There’s nothing more delicious and delectable than a good fresh fruit tart. Sometimes, I’d rather eat that over chocolate (gasp!). The key to a great tasting tart is the crust of course but also a great pastry creme. We had friends coming over for dinner, what better way to top of a great meal than with a wonderful, fruity dessert? The only real “tool” you need is a tart pan with a removable bottom. I have little ones and a couple of big ones (9 inch). They are under $10 at any baking store. They are great for making savory quiches and tarts as well sweet desserts. It also makes you look like you spend a lot of time and effort (my kind of food!).
The Pate Sucree or sweet pastry crust recipe is from here. But I shall re-write it for you, for your convenience.
Sweet Pastry Crust
1 1/2 cups all purpose flour
1/8 tsp salt
1/2 cup unsalted butter, room temperature
1/4 cup sugar
1 large egg, lightly beaten
Mix flour and salt together and set aside. Place butter in mixing bowl and beat until softened and smooth (use stand mixer or electric hand mixer). Add sugar and beat until light and fluffy. Gradually add in the beaten egg until just incorporated. Add the flour mixture all at once and mix until it just forms a ball. Flatten into a disk and cover with plastic wrap. Refrigerate for 15-30 minutes. Lightly spray with cooking spray a 8-9 inch tart pan with removable bottom. Pat the chilled pastry dough into the pan going up too the sides of the pan evenly. Wrap with plastic wrap and freeze for 15 minutes. In the meantime, pre-heat oven to 400°F and place rack in center of oven. Lightly prick bottom of tart shell with a fork as this will keep it from puffing up. Place tart on a large cookie sheet and bake for 5 minutes at 400° then reduce temperature to 350°F and bake for an additional 15 mintes or until crust is dry and lightly golden brown. Remove from oven and place on a wire rack to cool. You can seal the crust with an egg white glaze or apricot glaze. Can be covered and stored for a few days.
1 1/2 cups 2% milk
1/2 vanilla bean split lengthwise or a tsp of vanilla extract
3 large egg yolks
1/4 cup sugar
2 tbsp flour
2 tbsp corn starch
1/2 tbsp grand marnier or Brandy
In a heat proof bowl mix sugar and egg yolks together until creamy. Sift the flour and cornstarch together and add it to the egg mixture until you get a smooth paste. Set aside.

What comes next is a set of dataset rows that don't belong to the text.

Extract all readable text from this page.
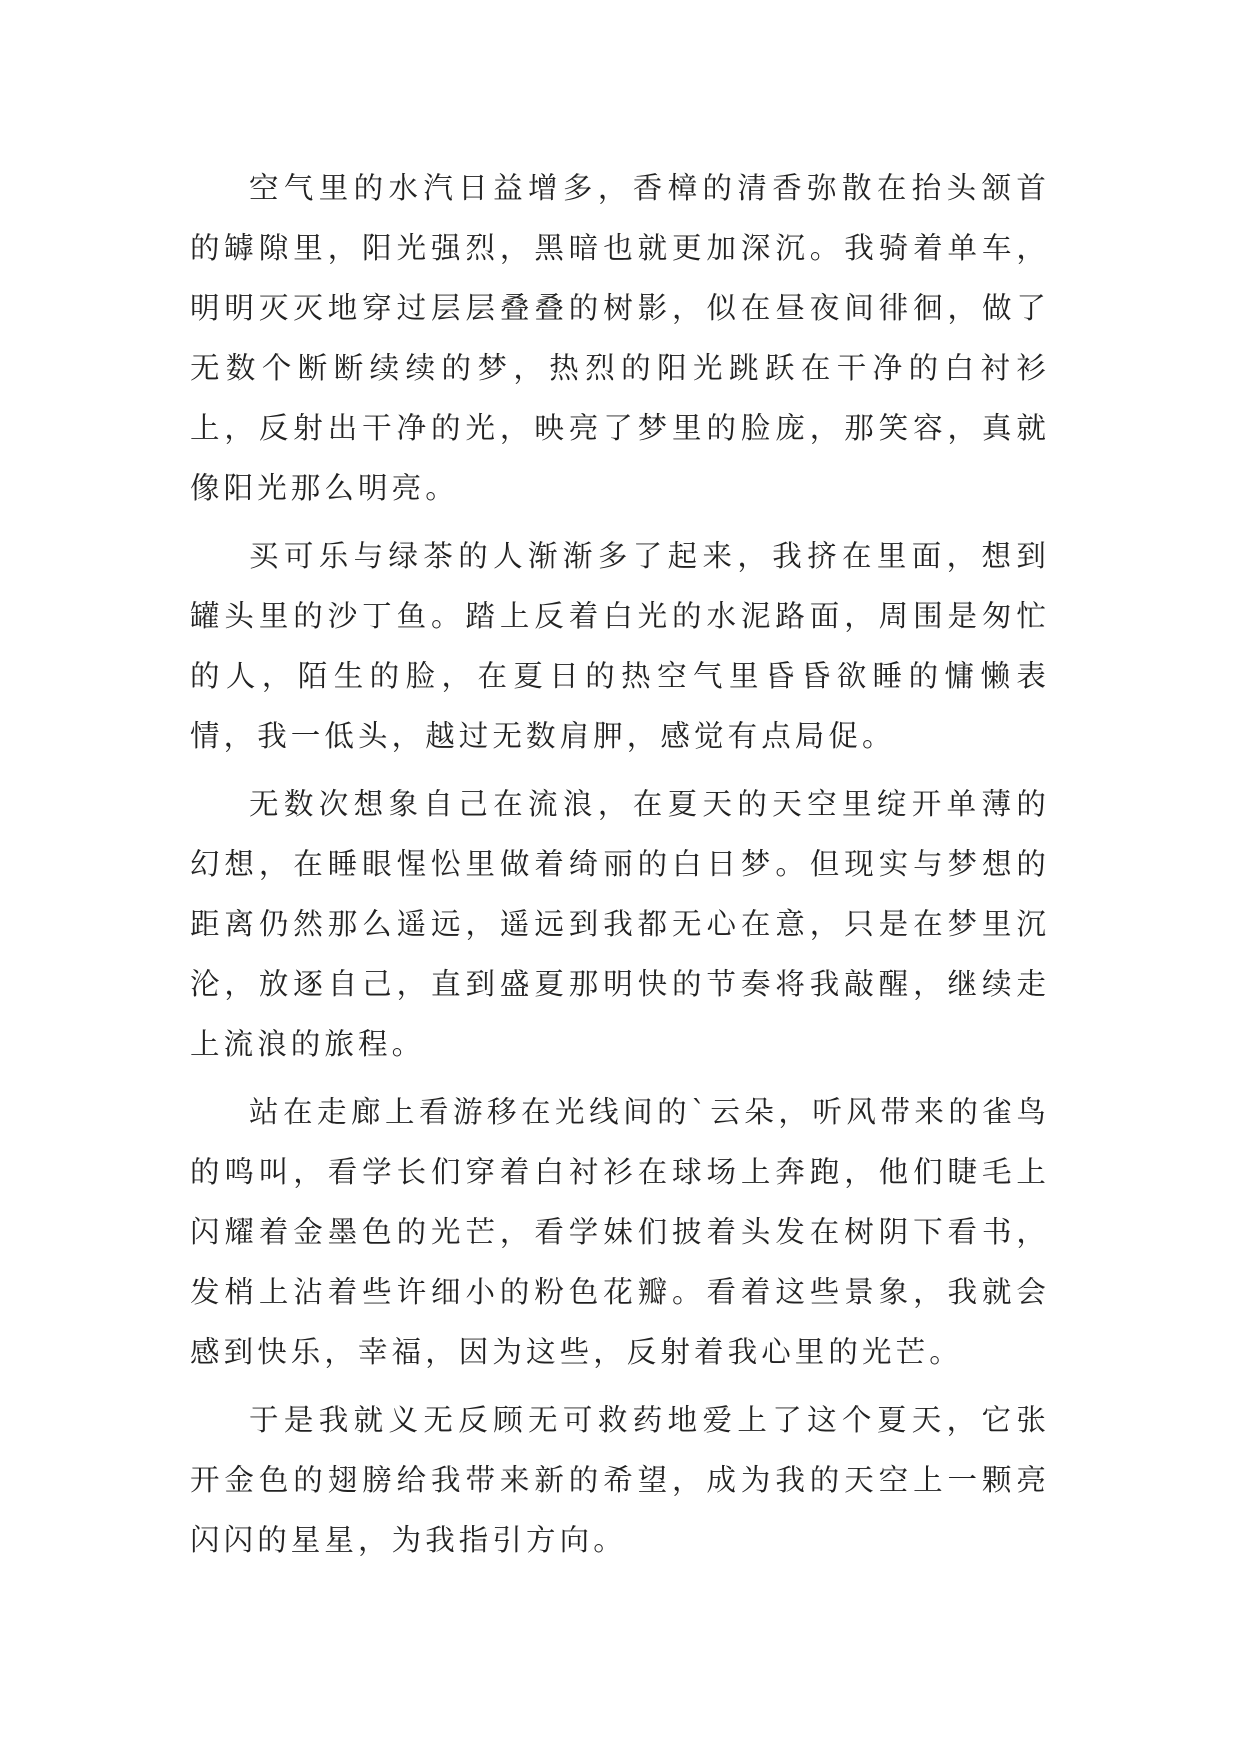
空气里的水汽日益增多，香樟的清香弥散在抬头颔首的罅隙里，阳光强烈，黑暗也就更加深沉。我骑着单车，明明灭灭地穿过层层叠叠的树影，似在昼夜间徘徊，做了无数个断断续续的梦，热烈的阳光跳跃在干净的白衬衫上，反射出干净的光，映亮了梦里的脸庞，那笑容，真就像阳光那么明亮。

买可乐与绿茶的人渐渐多了起来，我挤在里面，想到罐头里的沙丁鱼。踏上反着白光的水泥路面，周围是匆忙的人，陌生的脸，在夏日的热空气里昏昏欲睡的慵懒表情，我一低头，越过无数肩胛，感觉有点局促。

无数次想象自己在流浪，在夏天的天空里绽开单薄的幻想，在睡眼惺忪里做着绮丽的白日梦。但现实与梦想的距离仍然那么遥远，遥远到我都无心在意，只是在梦里沉沦，放逐自己，直到盛夏那明快的节奏将我敲醒，继续走上流浪的旅程。

站在走廊上看游移在光线间的`云朵，听风带来的雀鸟的鸣叫，看学长们穿着白衬衫在球场上奔跑，他们睫毛上闪耀着金墨色的光芒，看学妹们披着头发在树阴下看书，发梢上沾着些许细小的粉色花瓣。看着这些景象，我就会感到快乐，幸福，因为这些，反射着我心里的光芒。

于是我就义无反顾无可救药地爱上了这个夏天，它张开金色的翅膀给我带来新的希望，成为我的天空上一颗亮闪闪的星星，为我指引方向。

In a sauce pan heat milk and vanilla bean to just boiling. Remove from heat and add a little bit to the egg mixture and whisk (this tempers the egg so it doesn’t turn into scrambled eggs). Slowly add the rest of the milk, whisking the whole time. Take out the vanilla bean and take a knife and scrape all the little seeds and add it to the milk/egg mixture. Return everything to the sauce pan and cook until mixture begins to thicken, stirring constantly. When mixture begins to boil and it’s thickened remove from heat and immediately whisk in liquer. Stir in vanilla extract if using this instead of the bean. Pour into a clean bowl and immediately cover the surface with plastic wrap to prevent a crust from forming. Cool to room temperature then refrigerate until needed (keeps up to 3 days in fridge). Beat or whisk before using to get rid of any lumps that may have formed.
Do not discard the vanilla bean, wash it gently and pat it dry and place in some sugar to make wonderful “vanilla” sugar.
Fruit Tart Assembly:
Spread pastry cream evenly in pastry crust and top with fresh fruit. I like to work my way from the outside in so it looks pretty or you can just dump all your fruit in…it’s a personal choice. To give the fruit a nice shiny top, you can heat up a little apricot jam with a tsp of water in the microwave for about 30 seconds or so and brush it over the fruit.